Censorship takes many forms, but even the most restrictive countries can’t block every single path for information they’d rather not get in (or out). Reporters Without Borders has identified a surprising new platform for hosting banned content: Minecraft.
The organization, collaborating with reporters, Minecraft pros and, of course, a creative agency, has produced an enormous in-game “Uncensored Library” that hosts a variety of suppressed reportage from places like like Saudi Arabia, Russia and Vietnam.
The structure is a giant neo-classical complex hosted on its own server, which Minecraft players can access freely by pointing their game toward “visit.uncensoredlibrary.com” in the server browser.
The library has a handful of wings, each dedicated to a different country, and each with a series of articles banned in those places, or their authors chased out or even killed. They’re presented in plain text inside Minecraft’s craftable books — not exactly the easiest way to take in these important essays and reports, but better than nothing.
There are documents from Nguyen Van Dai in Vietnam, Mada Masr in Egypt, Javier Valdez in Mexico, Alexander Skobov in Russia and arguably the most high-profile casualty to murderous, oppressive regimes in recent history, Jamal Khashoggi in Saudi Arabia. There are only a handful of recent articles at present, but there are also numerous documents describing the state of press freedom and oppression in 180 countries — the RSF Freedom Index.
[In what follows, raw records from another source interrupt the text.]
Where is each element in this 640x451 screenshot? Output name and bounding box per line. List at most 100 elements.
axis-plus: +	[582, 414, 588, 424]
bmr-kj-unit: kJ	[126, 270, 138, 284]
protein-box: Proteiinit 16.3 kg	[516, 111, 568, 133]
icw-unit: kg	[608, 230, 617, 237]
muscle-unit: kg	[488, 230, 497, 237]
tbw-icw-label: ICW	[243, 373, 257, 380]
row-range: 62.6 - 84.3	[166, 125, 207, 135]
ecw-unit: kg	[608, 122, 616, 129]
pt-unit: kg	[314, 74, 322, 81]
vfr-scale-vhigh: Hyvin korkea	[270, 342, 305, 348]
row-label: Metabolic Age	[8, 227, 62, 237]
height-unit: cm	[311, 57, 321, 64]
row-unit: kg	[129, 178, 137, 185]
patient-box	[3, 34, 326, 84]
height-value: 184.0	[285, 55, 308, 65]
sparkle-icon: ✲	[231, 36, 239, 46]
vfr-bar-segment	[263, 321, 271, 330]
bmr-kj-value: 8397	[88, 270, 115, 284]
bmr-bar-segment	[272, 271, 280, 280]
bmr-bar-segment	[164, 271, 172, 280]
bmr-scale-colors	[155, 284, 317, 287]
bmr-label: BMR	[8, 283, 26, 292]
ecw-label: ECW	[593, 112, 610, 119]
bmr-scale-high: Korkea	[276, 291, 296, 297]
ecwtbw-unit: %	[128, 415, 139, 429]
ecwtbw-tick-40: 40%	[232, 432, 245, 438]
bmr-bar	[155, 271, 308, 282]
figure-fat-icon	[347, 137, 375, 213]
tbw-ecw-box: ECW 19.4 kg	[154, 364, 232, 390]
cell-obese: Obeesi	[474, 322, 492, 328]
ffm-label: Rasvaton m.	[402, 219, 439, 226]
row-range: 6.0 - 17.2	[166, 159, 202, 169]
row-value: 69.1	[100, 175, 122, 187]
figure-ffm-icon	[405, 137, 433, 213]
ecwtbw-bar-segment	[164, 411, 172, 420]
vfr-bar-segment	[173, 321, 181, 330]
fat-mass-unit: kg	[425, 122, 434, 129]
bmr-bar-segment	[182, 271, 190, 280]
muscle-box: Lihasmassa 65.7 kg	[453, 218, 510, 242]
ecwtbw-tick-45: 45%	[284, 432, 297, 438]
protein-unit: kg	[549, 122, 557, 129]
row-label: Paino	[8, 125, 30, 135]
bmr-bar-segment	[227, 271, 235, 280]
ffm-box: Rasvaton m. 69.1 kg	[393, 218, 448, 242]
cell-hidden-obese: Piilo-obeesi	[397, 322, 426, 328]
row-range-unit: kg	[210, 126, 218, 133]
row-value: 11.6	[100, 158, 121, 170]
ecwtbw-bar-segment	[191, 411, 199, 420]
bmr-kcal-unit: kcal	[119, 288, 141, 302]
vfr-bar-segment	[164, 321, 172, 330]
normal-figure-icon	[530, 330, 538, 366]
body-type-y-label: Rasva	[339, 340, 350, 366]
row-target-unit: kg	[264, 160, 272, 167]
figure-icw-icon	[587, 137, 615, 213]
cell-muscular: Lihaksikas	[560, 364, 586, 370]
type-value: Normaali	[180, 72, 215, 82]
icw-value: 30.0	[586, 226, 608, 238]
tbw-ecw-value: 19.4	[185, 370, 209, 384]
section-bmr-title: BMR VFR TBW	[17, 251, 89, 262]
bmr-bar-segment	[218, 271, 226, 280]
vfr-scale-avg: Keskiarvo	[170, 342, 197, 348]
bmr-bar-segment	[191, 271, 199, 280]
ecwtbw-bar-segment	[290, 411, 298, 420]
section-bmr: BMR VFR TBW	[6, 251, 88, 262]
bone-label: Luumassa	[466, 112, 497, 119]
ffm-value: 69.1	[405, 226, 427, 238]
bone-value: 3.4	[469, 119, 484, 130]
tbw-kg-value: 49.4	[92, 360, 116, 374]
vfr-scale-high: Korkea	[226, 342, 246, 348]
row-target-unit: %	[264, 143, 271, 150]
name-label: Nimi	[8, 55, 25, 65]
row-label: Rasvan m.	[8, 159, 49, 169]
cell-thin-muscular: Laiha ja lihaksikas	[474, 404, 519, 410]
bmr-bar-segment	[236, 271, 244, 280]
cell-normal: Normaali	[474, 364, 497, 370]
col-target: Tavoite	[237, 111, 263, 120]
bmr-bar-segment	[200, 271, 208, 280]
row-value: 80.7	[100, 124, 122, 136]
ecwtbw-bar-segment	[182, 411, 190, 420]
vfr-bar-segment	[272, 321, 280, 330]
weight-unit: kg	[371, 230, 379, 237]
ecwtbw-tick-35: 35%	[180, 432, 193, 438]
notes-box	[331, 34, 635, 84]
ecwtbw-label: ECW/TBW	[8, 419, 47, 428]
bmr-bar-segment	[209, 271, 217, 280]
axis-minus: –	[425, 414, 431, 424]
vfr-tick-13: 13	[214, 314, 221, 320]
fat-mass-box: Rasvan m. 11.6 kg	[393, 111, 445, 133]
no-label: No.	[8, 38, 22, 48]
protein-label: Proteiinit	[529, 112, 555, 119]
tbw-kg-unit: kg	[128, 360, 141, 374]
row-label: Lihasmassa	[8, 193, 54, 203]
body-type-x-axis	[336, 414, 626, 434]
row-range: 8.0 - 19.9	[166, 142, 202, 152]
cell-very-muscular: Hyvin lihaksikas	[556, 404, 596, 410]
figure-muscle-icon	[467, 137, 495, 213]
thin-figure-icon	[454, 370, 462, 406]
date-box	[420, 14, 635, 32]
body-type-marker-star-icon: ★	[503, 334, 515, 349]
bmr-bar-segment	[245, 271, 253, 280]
Of course, this is not secure and private like an end-to-end encrypted chat group. A user accessing the library map might have their nickname, tied to a Minecraft account, be visible to other users, and their logs would reflect the visit. It seems unlikely Microsoft would give up that information to a curious government, but there is a certain risk involved. Fortunately, private duplicate servers can be and are already being established, as well as local copies.
As it stands, the Uncensored Library stands more as a proof of concept that information need not be delivered by traditional means in order to have a potential impact. Minecraft is one of the most popular games in the world, and can be used as an informational and promotional platform as well as just a fun place to hang out and build stuff. What other ways exist to get around the restrictions of governments that would rather their citizens not know the truth?